La negazione e l'impedimento ad ogni costo e con ogni mezzo all'esistenza ed allo sviluppo di uno stato ebraico è una realtà che classificandola, anche per convenienza, come un problema politico ed etnico-razziale, volendo anche ignorare il fattore spirituale-religioso, è pur sempre una ingiustizia contro la democrazia e contro l'auto determinazione di uno stato, e quindi non si dovrebbe mai accettare e tanto meno sostenere.
L'11 maggio 1949 lo Stato d'Israele fu ammesso alle Nazioni Unite quale suo cinquantanovesimo membro.

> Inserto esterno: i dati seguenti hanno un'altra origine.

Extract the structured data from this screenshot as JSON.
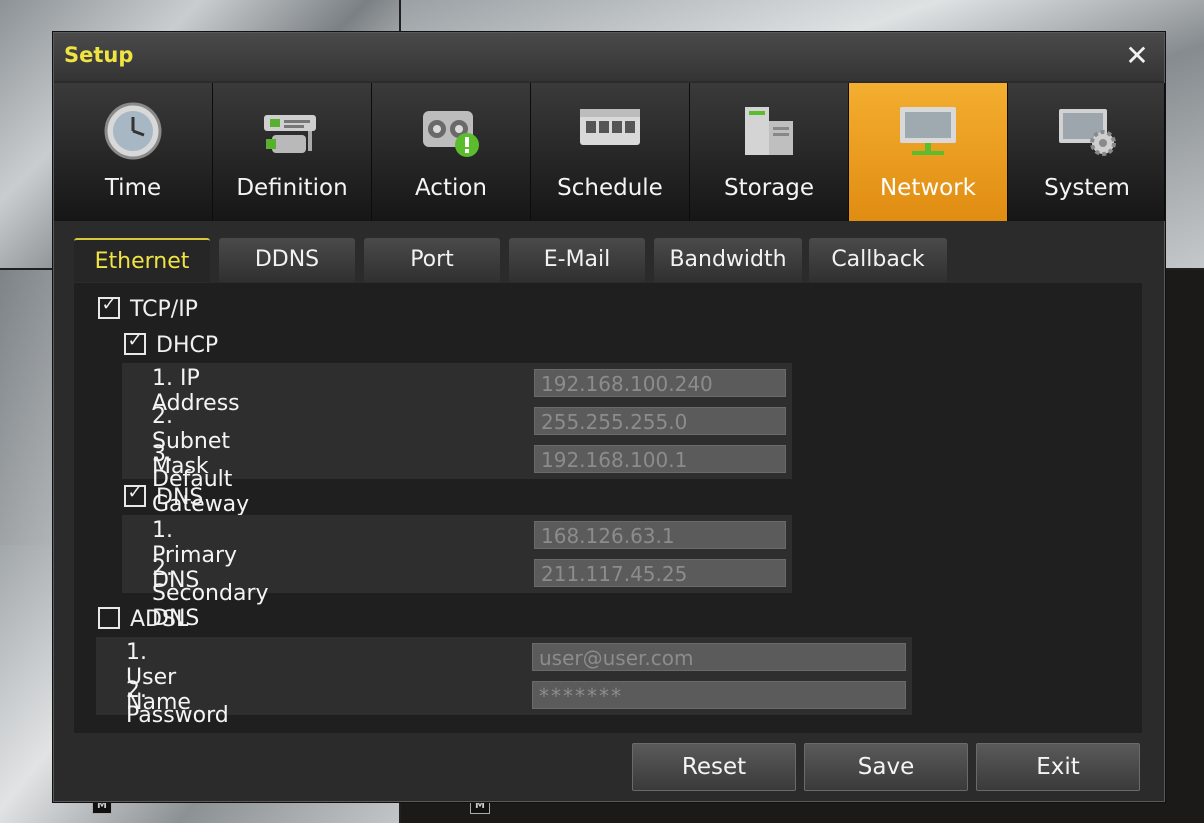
{
  "window": {
    "title": "Setup"
  },
  "toolbar": {
    "items": [
      {
        "label": "Time",
        "icon": "clock-icon"
      },
      {
        "label": "Definition",
        "icon": "camera-definition-icon"
      },
      {
        "label": "Action",
        "icon": "action-alert-icon"
      },
      {
        "label": "Schedule",
        "icon": "schedule-calendar-icon"
      },
      {
        "label": "Storage",
        "icon": "storage-drive-icon"
      },
      {
        "label": "Network",
        "icon": "network-monitor-icon"
      },
      {
        "label": "System",
        "icon": "system-settings-icon"
      }
    ],
    "active": "Network",
    "active_color": "#f0a321"
  },
  "tabs": {
    "items": [
      "Ethernet",
      "DDNS",
      "Port",
      "E-Mail",
      "Bandwidth",
      "Callback"
    ],
    "active": "Ethernet"
  },
  "ethernet": {
    "tcpip": {
      "label": "TCP/IP",
      "checked": true
    },
    "dhcp": {
      "label": "DHCP",
      "checked": true
    },
    "ip_address": {
      "label": "1. IP Address",
      "value": "192.168.100.240"
    },
    "subnet_mask": {
      "label": "2. Subnet Mask",
      "value": "255.255.255.0"
    },
    "default_gateway": {
      "label": "3. Default Gateway",
      "value": "192.168.100.1"
    },
    "dns": {
      "label": "DNS",
      "checked": true
    },
    "primary_dns": {
      "label": "1. Primary DNS",
      "value": "168.126.63.1"
    },
    "secondary_dns": {
      "label": "2. Secondary DNS",
      "value": "211.117.45.25"
    },
    "adsl": {
      "label": "ADSL",
      "checked": false
    },
    "user_name": {
      "label": "1. User Name",
      "value": "user@user.com"
    },
    "password": {
      "label": "2. Password",
      "value": "*******"
    }
  },
  "buttons": {
    "reset": "Reset",
    "save": "Save",
    "exit": "Exit"
  },
  "colors": {
    "title": "#f0e442",
    "active_tab_text": "#f0e442"
  },
  "camera_marks": [
    "M",
    "M"
  ]
}
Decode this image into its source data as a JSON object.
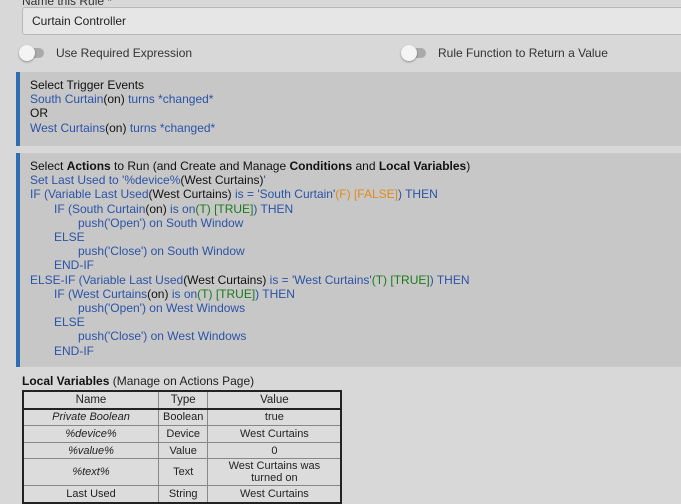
{
  "name_label": "Name this Rule *",
  "rule_name": "Curtain Controller",
  "toggles": {
    "required_expression": "Use Required Expression",
    "rule_function": "Rule Function to Return a Value"
  },
  "trigger": {
    "title": "Select Trigger Events",
    "line1_device": "South Curtain",
    "line1_state": "(on)",
    "line1_rest": " turns *changed*",
    "or": "OR",
    "line2_device": "West Curtains",
    "line2_state": "(on)",
    "line2_rest": " turns *changed*"
  },
  "actions": {
    "title_1": "Select ",
    "title_actions": "Actions",
    "title_2": " to Run (and Create and Manage ",
    "title_conditions": "Conditions",
    "title_3": " and ",
    "title_local": "Local Variables",
    "title_4": ")",
    "l1a": "Set Last Used to '%device%",
    "l1b": "(West Curtains)",
    "l1c": "'",
    "l2a": "IF (Variable Last Used",
    "l2b": "(West Curtains)",
    "l2c": " is = 'South Curtain'",
    "l2d": "(F) [FALSE]",
    "l2e": ") THEN",
    "l3a": "IF (South Curtain",
    "l3b": "(on)",
    "l3c": " is on",
    "l3d": "(T) [TRUE]",
    "l3e": ") THEN",
    "l4": "push('Open') on South Window",
    "l5": "ELSE",
    "l6": "push('Close') on South Window",
    "l7": "END-IF",
    "l8a": "ELSE-IF (Variable Last Used",
    "l8b": "(West Curtains)",
    "l8c": " is = 'West Curtains'",
    "l8d": "(T) [TRUE]",
    "l8e": ") THEN",
    "l9a": "IF (West Curtains",
    "l9b": "(on)",
    "l9c": " is on",
    "l9d": "(T) [TRUE]",
    "l9e": ") THEN",
    "l10": "push('Open') on West Windows",
    "l11": "ELSE",
    "l12": "push('Close') on West Windows",
    "l13": "END-IF"
  },
  "local_vars": {
    "title_bold": "Local Variables",
    "title_rest": " (Manage on Actions Page)",
    "headers": [
      "Name",
      "Type",
      "Value"
    ],
    "rows": [
      [
        "Private Boolean",
        "Boolean",
        "true"
      ],
      [
        "%device%",
        "Device",
        "West Curtains"
      ],
      [
        "%value%",
        "Value",
        "0"
      ],
      [
        "%text%",
        "Text",
        "West Curtains was turned on"
      ],
      [
        "Last Used",
        "String",
        "West Curtains"
      ]
    ]
  },
  "colors": {
    "accent": "#2f6db5",
    "link": "#2b53a7",
    "true": "#1c7a1c",
    "false": "#e08b1a"
  }
}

Da allora, esso ha partecipato ad un'ampia gamma di operazioni, ha giocato un ruolo attivo nel lavoro dell'organizzazione nel suo complesso e delle ONG che operano sotto gli auspici delle Nazioni Unite.
Ciononostante, le relazioni tra Israele e Nazioni Unite non hanno mai avuto vita facile.
È il 1948 quando l'ONU dichiara fieramente l'intento di perseguire i principi e lo spirito dell'organizzazione che l'ha preceduta (la Società delle Nazioni), riconoscendo l'antico legame del popolo ebraico alla Terra d'Israele e decidendo la creazione di uno stato ebraico in Palestina.
Sarebbe improprio ridurre la fondazione dello Stato ad una scelta o persino ad una concessione della comunità internazionale.
Piuttosto, essa rappresentò la realizzazione del sogno millenario del popolo ebraico, degli sforzi della diplomazia sionista e dei pionieri che in Palestina edificarono il focolare nazionale ebraico.
Eppure, sono le Nazioni Unite a sostenere la sovranità nazionale ebraica.